McCarthy’s Sweet Mom-Com Has a Ginormous Heart
Undeniably, Melissa McCarthy is one of the funniest women working in Hollywood to date. After her break-out role in Bridesmaids (2011), the female version of The Hangover, McCarthy continues to cross over into typical guy-dominated roles: buddy cops in The Heat, world reconnaissance in Spy, and exterminating ghosts in Ghostbusters. Here she’s reinventing the manboy character as in Rodney Dangerfield’s Back to School and Will Ferrell’s Old School in creating a sweet, unassuming mom role in Life of the Party. Truly a winner, as the smart script offers a variety of relatable themes—mom-daughter bonds, single parenting, facing your fears, and becoming your best self—all while boasting several laugh-out-loud moments. The audience I screened the film with applauded and cheered at the ending.
She teams up yet again with her husband Ben Falcone, as co-writer, director, and actor (he plays the Uber driver whom McCarthy voices her sob story). McCarthy plays Deanna, a be-dazzled sweatshirted mom who’s dropping her college-senior daughter Maddie (Molly Gordon) at school and saying her good-byes. Their relationship is open, respectful and loving. All her annoyingly cheap dad, Dan, (Matt Walsh), can say is that ‘he’s looking forward to the day her tuition payments are over.’ While driving away, he basically tells Deanna he’s in love with another woman, (the local real estate agent Marcie (Julie Bowen), he is selling their house and wants a divorce. Deanna’s reaction is hurt, followed by anger; she kicks the car, stomps off and dials Uber.
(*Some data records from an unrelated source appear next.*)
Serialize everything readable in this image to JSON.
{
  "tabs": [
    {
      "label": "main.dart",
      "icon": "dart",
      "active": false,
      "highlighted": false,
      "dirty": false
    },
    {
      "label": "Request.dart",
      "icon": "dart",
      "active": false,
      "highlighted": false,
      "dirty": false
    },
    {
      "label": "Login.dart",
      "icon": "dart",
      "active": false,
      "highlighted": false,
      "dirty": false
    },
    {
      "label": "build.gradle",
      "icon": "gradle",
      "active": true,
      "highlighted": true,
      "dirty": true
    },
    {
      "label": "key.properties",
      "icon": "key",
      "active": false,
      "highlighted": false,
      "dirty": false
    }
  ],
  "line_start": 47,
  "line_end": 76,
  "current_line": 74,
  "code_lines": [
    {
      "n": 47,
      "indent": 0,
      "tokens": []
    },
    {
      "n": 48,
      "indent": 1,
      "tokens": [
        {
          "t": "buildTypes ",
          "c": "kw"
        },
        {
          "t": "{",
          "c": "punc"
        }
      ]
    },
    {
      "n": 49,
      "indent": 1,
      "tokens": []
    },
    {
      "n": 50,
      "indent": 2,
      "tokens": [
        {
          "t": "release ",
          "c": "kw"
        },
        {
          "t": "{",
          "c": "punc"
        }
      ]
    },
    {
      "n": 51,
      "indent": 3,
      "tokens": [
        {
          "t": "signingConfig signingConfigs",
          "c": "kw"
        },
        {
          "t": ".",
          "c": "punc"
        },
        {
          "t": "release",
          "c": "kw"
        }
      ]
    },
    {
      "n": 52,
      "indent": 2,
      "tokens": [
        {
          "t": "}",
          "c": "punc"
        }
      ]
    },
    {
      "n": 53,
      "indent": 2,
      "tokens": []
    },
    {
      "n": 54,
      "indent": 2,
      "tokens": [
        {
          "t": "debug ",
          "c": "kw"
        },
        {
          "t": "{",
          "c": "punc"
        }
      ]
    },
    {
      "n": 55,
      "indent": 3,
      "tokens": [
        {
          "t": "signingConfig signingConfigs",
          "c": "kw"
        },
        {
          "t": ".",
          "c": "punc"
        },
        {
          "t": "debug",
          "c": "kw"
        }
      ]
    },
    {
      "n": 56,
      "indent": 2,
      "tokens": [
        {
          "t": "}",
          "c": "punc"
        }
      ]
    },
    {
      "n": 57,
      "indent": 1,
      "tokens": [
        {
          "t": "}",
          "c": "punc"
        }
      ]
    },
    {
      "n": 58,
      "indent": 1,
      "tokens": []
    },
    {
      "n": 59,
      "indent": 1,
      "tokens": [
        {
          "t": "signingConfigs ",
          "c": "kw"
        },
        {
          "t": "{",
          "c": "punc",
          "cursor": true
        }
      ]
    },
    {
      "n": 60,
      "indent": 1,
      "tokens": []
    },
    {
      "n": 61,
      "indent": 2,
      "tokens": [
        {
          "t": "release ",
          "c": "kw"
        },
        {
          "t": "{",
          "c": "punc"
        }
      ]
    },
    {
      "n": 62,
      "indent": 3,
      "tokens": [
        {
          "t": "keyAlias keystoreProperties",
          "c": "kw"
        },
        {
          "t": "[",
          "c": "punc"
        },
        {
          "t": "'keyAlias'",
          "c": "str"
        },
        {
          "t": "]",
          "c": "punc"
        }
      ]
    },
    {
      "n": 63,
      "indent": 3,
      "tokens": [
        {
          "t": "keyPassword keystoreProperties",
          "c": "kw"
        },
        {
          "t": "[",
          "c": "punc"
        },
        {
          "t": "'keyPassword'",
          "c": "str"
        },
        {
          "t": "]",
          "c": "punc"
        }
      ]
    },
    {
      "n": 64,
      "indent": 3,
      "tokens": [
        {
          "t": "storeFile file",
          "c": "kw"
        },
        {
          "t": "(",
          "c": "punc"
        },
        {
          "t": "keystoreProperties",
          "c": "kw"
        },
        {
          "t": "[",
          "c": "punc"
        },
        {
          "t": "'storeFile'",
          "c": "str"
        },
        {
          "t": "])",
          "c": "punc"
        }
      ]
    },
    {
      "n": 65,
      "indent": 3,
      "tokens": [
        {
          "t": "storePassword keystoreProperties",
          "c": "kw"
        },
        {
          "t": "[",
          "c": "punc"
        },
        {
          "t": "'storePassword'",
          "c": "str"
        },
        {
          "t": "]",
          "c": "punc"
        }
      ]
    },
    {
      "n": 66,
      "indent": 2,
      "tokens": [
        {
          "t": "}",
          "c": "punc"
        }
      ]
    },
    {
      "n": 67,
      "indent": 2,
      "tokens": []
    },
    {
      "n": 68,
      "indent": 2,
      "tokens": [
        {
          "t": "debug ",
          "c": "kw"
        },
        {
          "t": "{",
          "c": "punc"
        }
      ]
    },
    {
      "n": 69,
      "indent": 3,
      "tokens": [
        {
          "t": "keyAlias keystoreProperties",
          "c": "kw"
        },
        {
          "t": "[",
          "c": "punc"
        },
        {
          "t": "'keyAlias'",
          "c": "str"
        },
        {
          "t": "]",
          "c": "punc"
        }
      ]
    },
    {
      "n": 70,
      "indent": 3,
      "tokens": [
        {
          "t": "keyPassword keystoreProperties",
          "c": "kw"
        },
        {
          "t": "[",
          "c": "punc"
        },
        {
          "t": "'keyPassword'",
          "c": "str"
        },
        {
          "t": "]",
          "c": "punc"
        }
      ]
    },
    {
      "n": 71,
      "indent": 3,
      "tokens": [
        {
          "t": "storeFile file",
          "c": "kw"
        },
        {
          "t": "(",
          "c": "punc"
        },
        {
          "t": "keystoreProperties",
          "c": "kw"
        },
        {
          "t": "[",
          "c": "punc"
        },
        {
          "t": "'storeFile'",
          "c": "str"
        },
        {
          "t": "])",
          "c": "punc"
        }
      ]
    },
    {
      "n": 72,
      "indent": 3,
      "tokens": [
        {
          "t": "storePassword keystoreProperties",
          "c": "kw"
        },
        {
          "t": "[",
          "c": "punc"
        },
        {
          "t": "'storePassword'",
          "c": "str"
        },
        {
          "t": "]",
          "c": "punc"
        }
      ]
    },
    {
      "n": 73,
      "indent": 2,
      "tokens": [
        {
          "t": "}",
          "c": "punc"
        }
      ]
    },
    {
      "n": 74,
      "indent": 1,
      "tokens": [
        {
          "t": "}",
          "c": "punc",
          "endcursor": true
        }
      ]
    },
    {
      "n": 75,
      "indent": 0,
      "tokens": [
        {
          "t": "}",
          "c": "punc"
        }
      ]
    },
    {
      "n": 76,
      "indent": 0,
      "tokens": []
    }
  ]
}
In a somewhat uneven comedic scene, we meet her parents—who by the way are based on her real parents, with their real first names—Mike and Sandy. They immediately remind her that she didn’t finish college and that it was all Dan’s fault that she quit school. Yes, I realize this is a comedy, but I would have preferred that dad Mike, would have been more supportive rather than reminding his daughter of her failures. Sandy, smiles offers ham sandwiches as is typical of McCarthy’s real mom Sandy. Deanna tells them her plan to go back to school and before we know it she’s knocking on her daughter’s college sorority bedroom door to tell her she’s enrolled.
Of course, mom attends the wild college parties with the typical horrid tasting shots, cheap box wine, along with blaring rap music. In an unexpected plot twist, a drop-dead gorgeous guy Jack (Luke Benward) hits on her—for real, not a dare or a joke. The unforeseen story-line serves as a vehicle to restore Deanna’s confidence and her own self worth, especially after being dumped by Dan. Their scenes together are very funny, while charming. Let’s just say that at one point both mom and daughter stay the night at a frat house and end up sneaking out while simultaneously doing the ‘walk of shame.’
Maya Rudolph’s hysterical portrayal of Christine, Deanna’s best friend and confidant is stellar. She plays a wine cooler sipping bored wife who giggles and shouts approval of her friend’s R-rated frolics in the library stacks. Together these two provide solid laugh-out-loud comedic performances that enhance the script while bringing the film to life.
McCarthy’s best work always emerges when she’s giving us full-on physical comedy. For sure, the 80s dance party moves are indeed some of the funniest I’ve seen, McCarthy flops across the stage at warp speed on her belly doing the worm dance. The catchy 80s soundtrack complementing the scenes add fun and reminders of the decade.
The Bottom Line: At its core, this hysterically sweet film has a big, loving, kind heart.
Cast: Melissa McCarthy (Deanna), Matt Walsh (Dan), Maya Rudolph, (Christine), Molly Gordon (Maddie), Jessie Ennis (Debbie), Gillian Jacobs (Helen), Adria Arjona (Amanda) Luke Benward (Jack), Julie Bowen (Marcie), Jacki Weaver (Sandy Miles-Deanna’s Mom) and Stephen Root (Mike Miles-Deanna’s dad)
Credits: Screenplay writers: Ben Falcone, Melissa McCarthy. Director, Ben Falcone,
Running Time: 1 hour 45 Minutes
Studio: New Line Cinema, Warner Bros.